Here is something you can try: ask your engineers to rate how much debt is impacting these outcomes. Make sure they consider all types of debt and the impact on each of these categories. A simple method for this would be to ask engineers to rate each outcome on a scale of 1 to 10, where 1 is no impact from technical debt and 10 is a high impact from technical debt. Use that ranking to start a conversation about the right amount of effort. Thos discussion can result in further revelations. Repeat this exercise on a regular basis. This is just one method to approach paying down debt. You could also do a likert survey, or have technical leaders (like architects and tech anchors) lead a conversation on the topic. The most important things are continuous evaluation and open discussion.
3. Track your technical debt
To determine your impact level, you must keep an account of all your debt. It's easy to forget particular items if they aren't tracked. While there are always some unknowns around technical debt, you can only quantify what you do know if you are tracking it. The sum of effort hours can be a good high-level way to gauge the amount of technical debt a given system has. For example, if you identify one issue that would take two days to resolve, and another that would take three days to resolve, you can say you have identified five days of technical debt.
Tracking technical debt allows you to prioritize. You can elevate the most impactful debt to be addressed sooner. Going back to our financial metaphor again, this is like prioritizing paying down high-interest debt before low-interest debt. You get more value from addressing the most impactful debt.
I'm an advocate for tracking these items as close to code as possible. For example, if you use GitHub, technical debt can be tracked as Git issues. This ensures there is a connection between the code and debt tracking. If a system changes hands, nothing is lost.
There are also tools available that automatically detect technical debt and track it.

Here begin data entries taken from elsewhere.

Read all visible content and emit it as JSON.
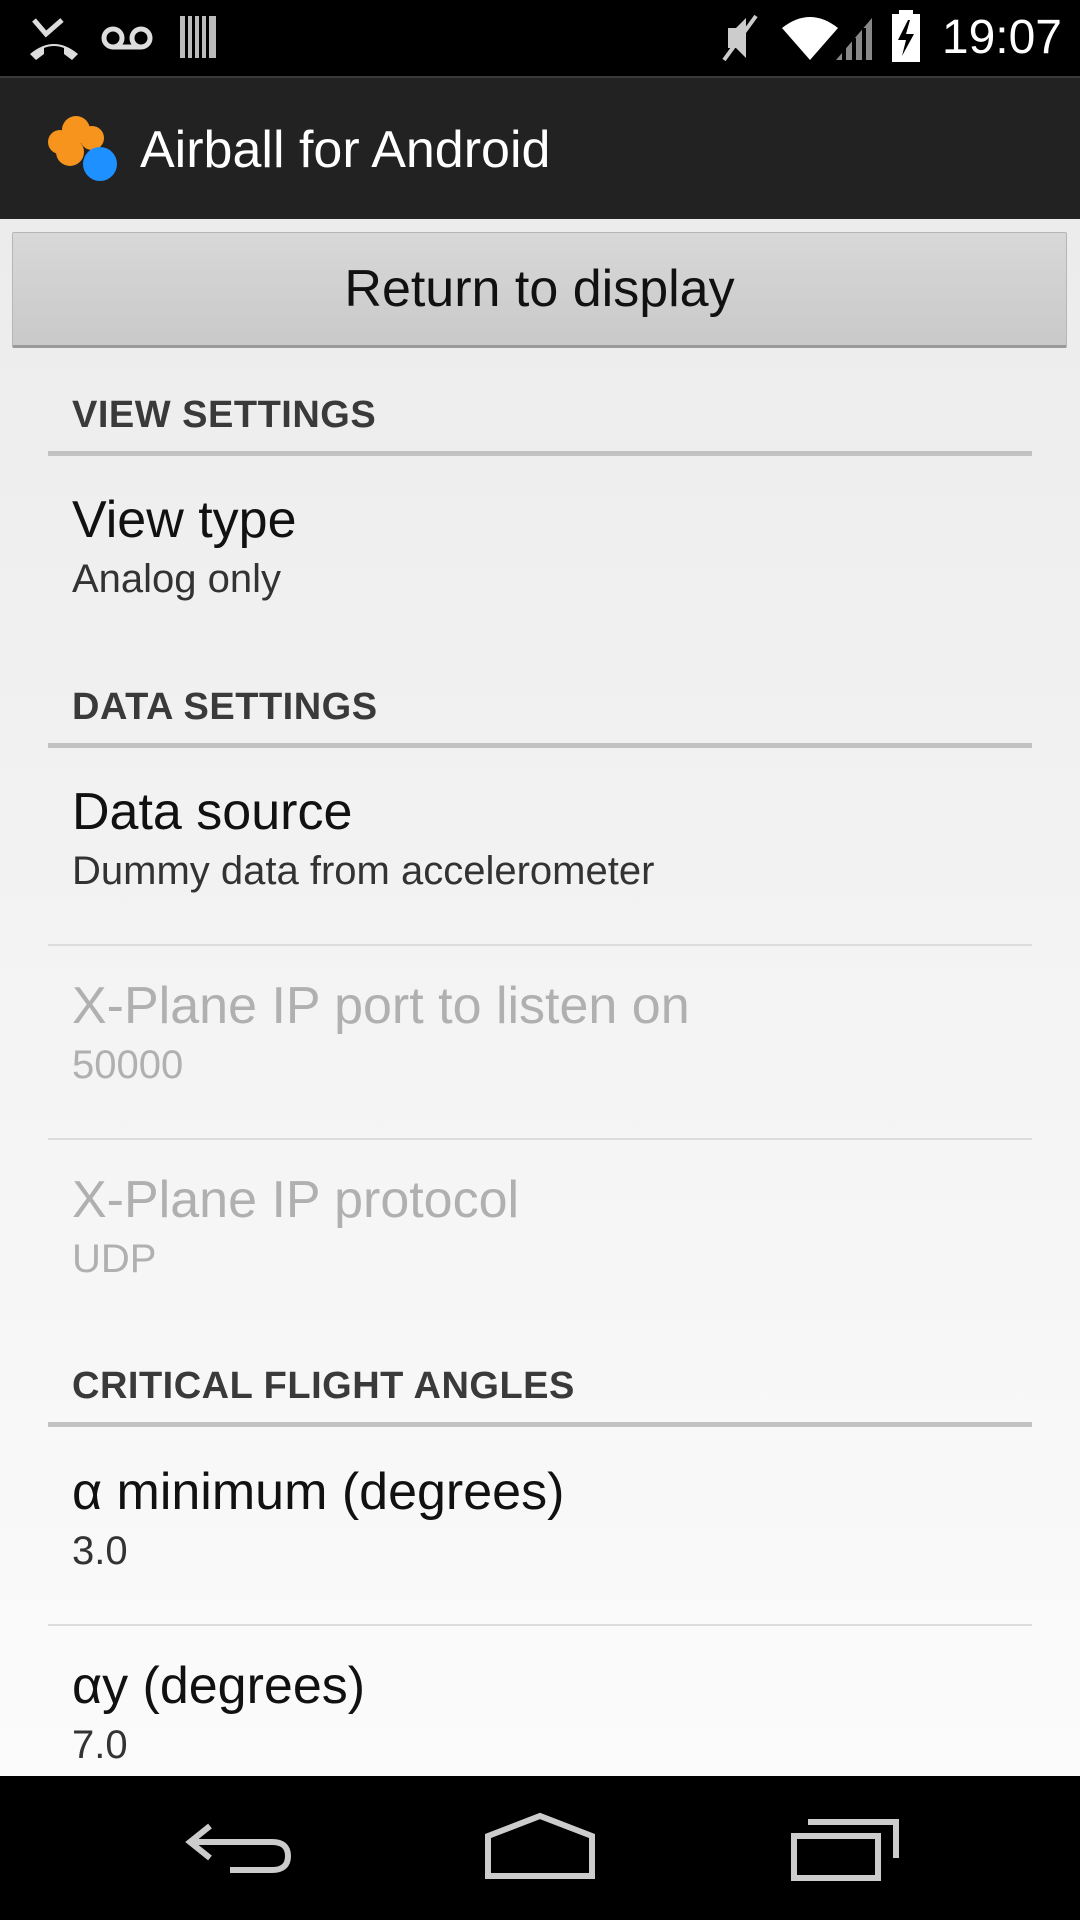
{
  "status_bar": {
    "time": "19:07",
    "icons": [
      "missed-call-icon",
      "voicemail-icon",
      "barcode-icon",
      "mute-icon",
      "wifi-icon",
      "signal-icon",
      "battery-charging-icon"
    ]
  },
  "action_bar": {
    "app_title": "Airball for Android",
    "logo_icon": "cloud-logo-icon",
    "logo_colors": [
      "#f7941d",
      "#1e90ff"
    ]
  },
  "return_button": {
    "label": "Return to display"
  },
  "categories": [
    {
      "title": "VIEW SETTINGS",
      "items": [
        {
          "title": "View type",
          "summary": "Analog only",
          "enabled": true
        }
      ]
    },
    {
      "title": "DATA SETTINGS",
      "items": [
        {
          "title": "Data source",
          "summary": "Dummy data from accelerometer",
          "enabled": true
        },
        {
          "title": "X-Plane IP port to listen on",
          "summary": "50000",
          "enabled": false
        },
        {
          "title": "X-Plane IP protocol",
          "summary": "UDP",
          "enabled": false
        }
      ]
    },
    {
      "title": "CRITICAL FLIGHT ANGLES",
      "items": [
        {
          "title": "α minimum (degrees)",
          "summary": "3.0",
          "enabled": true
        },
        {
          "title": "αy (degrees)",
          "summary": "7.0",
          "enabled": true
        }
      ]
    }
  ],
  "nav_bar": {
    "buttons": [
      "back-icon",
      "home-icon",
      "recent-apps-icon"
    ]
  }
}
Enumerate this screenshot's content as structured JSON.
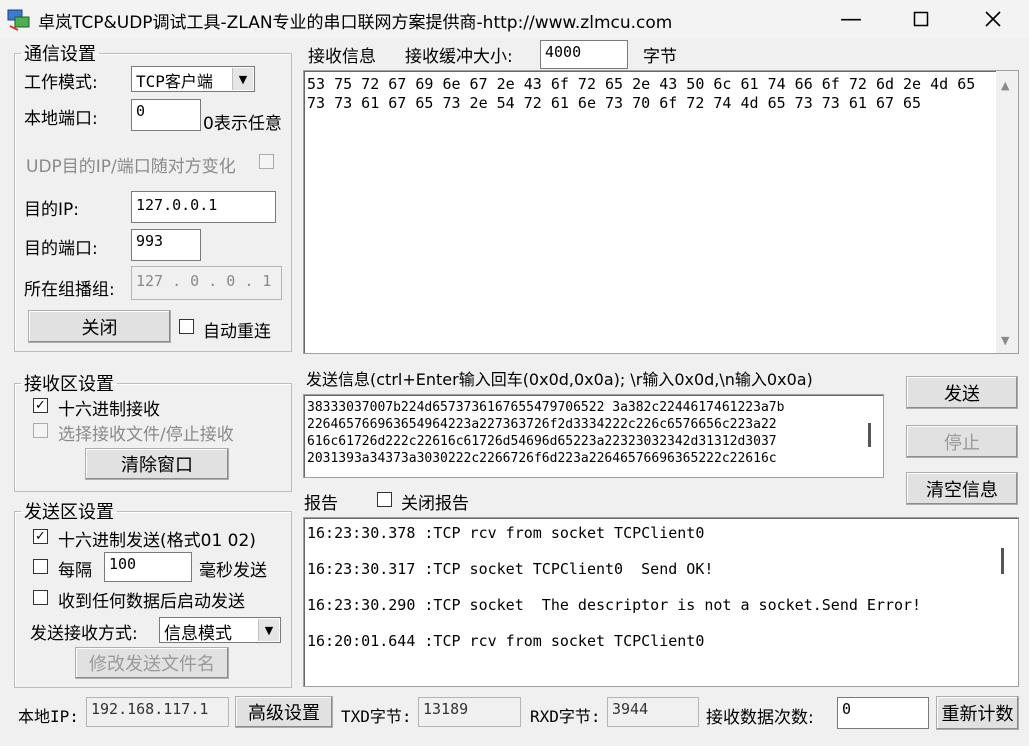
{
  "window": {
    "title": "卓岚TCP&UDP调试工具-ZLAN专业的串口联网方案提供商-http://www.zlmcu.com"
  },
  "comm": {
    "legend": "通信设置",
    "mode_label": "工作模式:",
    "mode_value": "TCP客户端",
    "local_port_label": "本地端口:",
    "local_port_value": "0",
    "local_port_hint": "0表示任意",
    "udp_follow_label": "UDP目的IP/端口随对方变化",
    "dest_ip_label": "目的IP:",
    "dest_ip_value": "127.0.0.1",
    "dest_port_label": "目的端口:",
    "dest_port_value": "993",
    "multicast_label": "所在组播组:",
    "multicast_value": "127 . 0  . 0  . 1",
    "close_button": "关闭",
    "auto_reconnect_label": "自动重连"
  },
  "recv_settings": {
    "legend": "接收区设置",
    "hex_recv_label": "十六进制接收",
    "select_file_label": "选择接收文件/停止接收",
    "clear_button": "清除窗口"
  },
  "send_settings": {
    "legend": "发送区设置",
    "hex_send_label": "十六进制发送(格式01 02)",
    "every_label": "每隔",
    "interval_value": "100",
    "interval_unit": "毫秒发送",
    "send_after_recv_label": "收到任何数据后启动发送",
    "mode_label": "发送接收方式:",
    "mode_value": "信息模式",
    "change_file_button": "修改发送文件名"
  },
  "recv": {
    "title": "接收信息",
    "buffer_label": "接收缓冲大小:",
    "buffer_value": "4000",
    "buffer_unit": "字节",
    "line1": "53 75 72 67 69 6e 67 2e 43 6f 72 65 2e 43 50 6c 61 74 66 6f 72 6d 2e 4d 65",
    "line2": "73 73 61 67 65 73 2e 54 72 61 6e 73 70 6f 72 74 4d 65 73 73 61 67 65"
  },
  "send": {
    "title": "发送信息(ctrl+Enter输入回车(0x0d,0x0a); \\r输入0x0d,\\n输入0x0a)",
    "line1": "38333037007b224d6573736167655479706522 3a382c2244617461223a7b",
    "line2": "226465766963654964223a227363726f2d3334222c226c6576656c223a22",
    "line3": "616c61726d222c22616c61726d54696d65223a22323032342d31312d3037",
    "line4": "2031393a34373a3030222c2266726f6d223a22646576696365222c22616c",
    "send_button": "发送",
    "stop_button": "停止",
    "clear_button": "清空信息"
  },
  "report": {
    "title": "报告",
    "close_report_label": "关闭报告",
    "lines": [
      "16:23:30.378 :TCP rcv from socket TCPClient0",
      "16:23:30.317 :TCP socket TCPClient0  Send OK!",
      "16:23:30.290 :TCP socket  The descriptor is not a socket.Send Error!",
      "16:20:01.644 :TCP rcv from socket TCPClient0"
    ]
  },
  "status": {
    "local_ip_label": "本地IP:",
    "local_ip_value": "192.168.117.1",
    "advanced_button": "高级设置",
    "txd_label": "TXD字节:",
    "txd_value": "13189",
    "rxd_label": "RXD字节:",
    "rxd_value": "3944",
    "recv_count_label": "接收数据次数:",
    "recv_count_value": "0",
    "recount_button": "重新计数"
  }
}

It's important to note these tools can't detect all types of debt, but they are quite valuable for detecting outdated libraries, common anti-patterns in code, and some other issues. There are tools built into IDEs that analyze your code for the same patterns.
4. Avoid technical debt to begin with
Technical debt has one more thing in common with financial debt. It's best avoided in the first place. The effort to pay down technical debt is almost always greater than the effort to avoid creating it. This is more difficult in some situations than others. Inherited debt is difficult to influence. However, taking the extra time to implement a better solution (when possible) can avoid the negative impacts and eventual cost to repay.
Debt can be mitigated using advanced software engineering practices. Pair programming can help avoid situations where debt is created unintentionally. Two sets of eyes can catch issues that one would miss. Test-driven development, where tests are created prior to code, can avoid debt caused by a lack of automated testing. Engineers should be encouraged to adopt a mindset of refactoring and iterative improvement to reduce debt sooner.
Product-oriented teams gain expertise in the systems they own. That familiarity will help avoid debt simply because it empowers engineers to make more informed choices. Ownership also provides a sense of investment. When a team owns a system, they take more care of that system. Have you ever heard someone describe a system or project as their "baby?" That should tell you how powerful this sentiment can be.
Avoid adding technical debt to a system whenever possible. The build up of technical debt can impede delivery, reduce quality, and introduce unnecessary risk to a system. This isn't limited to just code. Continuously keep track of technical debt and evaluate how it is impacting these outcomes on your team. Adjust the amount of time you spend on paying down technical debt with the goal of avoiding these outcomes.